6 reasons Mormons should check out ‘The Good Place’

From excellent faux swear words to a theology of eternal progression, there's a lot for Mormons to like in NBC's hit comedy.

“The Good Place” stars Kristen Bell and Ted Danson.

 

NBC’s comedy The Good Place is that rare combination: it is 1) smart; 2) hilarious; and 3) getting robust ratings. (Please don’t let me jinx things by openly praising it; it’s happened before that just as soon as I discover a show, the Powers That Be cancel it post haste. It’s hard not to feel personally responsible. RIP Veronica Mars, Firefly, etc.)


The show, starring Kristen Bell and Ted Danson, begins when Eleanor Shellstrop (Bell) opens her eyes after dying and discovers to her relief that she’s been sent to “The Good Place.” There Eleanor finds lovely neighborhoods with individually tailored homes and an abundance of frozen yogurt shops, because OF COURSE.

The problem? She’s pretty sure there’s been a mistake. So she tries to hide her true identity from the resident bureaucrat-cum-archangel Michael (a bowtie-rocking Danson) while she takes a crash course in how to be a better person.

This is an entertaining and surprisingly thoughtful show for just about everybody, but Mormons in particular may appreciate a few of its key points.

1. The best mother-forking faux swears this side of paradise!
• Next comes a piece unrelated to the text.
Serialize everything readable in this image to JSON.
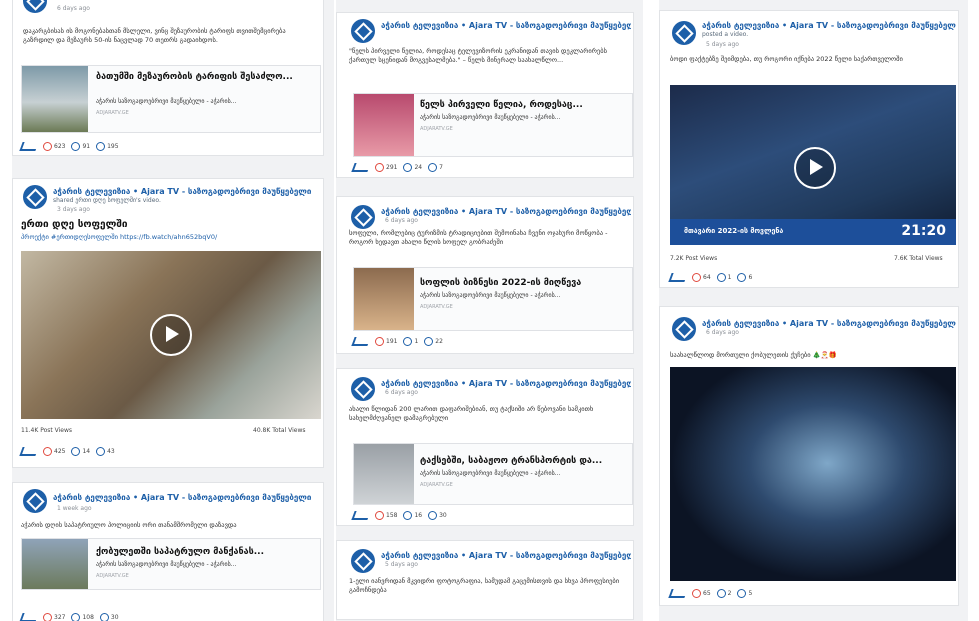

Tired of adopting your fake curse words from Napoleon Dynamite, which is so 2004? Eager to beef up your alt-vocab with some Mormon-approved sauciness? Look no further than The Good Place, where Eleanor can no longer swear but gamely keeps on trying. The parameters of heaven just won’t quite let her get away with that kind of language, which she thinks is a load of bullshirt.

2. Works matter.

In the show’s calculus, every action yields a positive or negative value that affects a person’s eternal destiny, whether it’s gaining .54 points for singing to a child or losing 53.83 for disturbing a coral reef with your flipper. You can gain points for purifying the water source for a whole village (+277) or lose it all and then some for sexual harassment (–731.26). Moral actions make a difference—an approach that Mormons will find familiar.

On the other hand, as we learn through the series as it progresses, those good works also aren’t enough.

(In the spirit of my own eventual reckoning, I am not revealing any spoilers about how these various elements play out over time, including the awesome what-the-fork plot twist at the end of season 1. Depriving others of their own enjoyment of the show would result in a -7846.29 deficit in my eternal arithmetic, and that’s a risk I cannot afford.)

3. You’ll have a soulmate in heaven.

Mormons are very into the idea of a two-by-two heaven, and The Good Place does not disappoint. Everyone finds their soulmate there, at least in theory. What’s vastly different from Mormonism is that no one seems to have had those relationships (or any prior relationships, weirdly) before arriving at the Good Place.


4. You can take it with you.

It’s what Mormons always knew, right? Everything you learned and did here is portable to that magical afterlife.

Chidi, Eleanor’s assigned soulmate, was a professor of ethics and moral philosophy in life. So who better to tutor Eleanor in the finer points of rudimentary moral behavior as she tries to become a person who deserves residence in the Good Place? Good thing he remembers everything he ever knew–and that he brought all his books with him.

5. Eternal progression is real.

One of the neatest things about watching the show is seeing how Eleanor grows and changes after her death. In fact, all the main characters do. Eleanor has to unlearn much of what she thought and believed in her human life, which was primarily about putting herself first. But she learns and matures, becoming more selfless, especially through her newfound friendships.

6. It’s helpful to have a “medium place.”

Eleanor is not a fan of the universe’s binary theology, which only appears to have a Good Place and a Bad Place. Is it really fair that a tiny fraction of the population gets ushered to the Good Place while the other 99+% are being tortured by, say, bears with two mouths down below?

“I wasn’t freakin’ Gandhi, but I was OK. I was a medium person,” Eleanor insists in the pilot episode. “I should get to spend eternity in a medium place. Like Cincinnati! Everyone who wasn’t perfect but wasn’t terrible should get to spend eternity in Cincinnati.”

The show’s binary theology makes Mormonism’s multi-tiered afterlife look better and better. In the Mormon scenario, a whole heck of a lot of us are headed for the terrestrial kingdom, and it’s actually a pretty great place to be. (Like Cincinnati, which I’m proud to say is my own city. Living in Cincinnati for all of eternity would be pretty darn great, especially now that we have Fiona the Hippo.)


Season 2 of The Good Place won’t be available on Netflix until September, which is kind of bullshirt in my opinion. That’s a purgatory of waiting. But if you absolutely can’t last that long you can buy access for $19.99 on Amazon.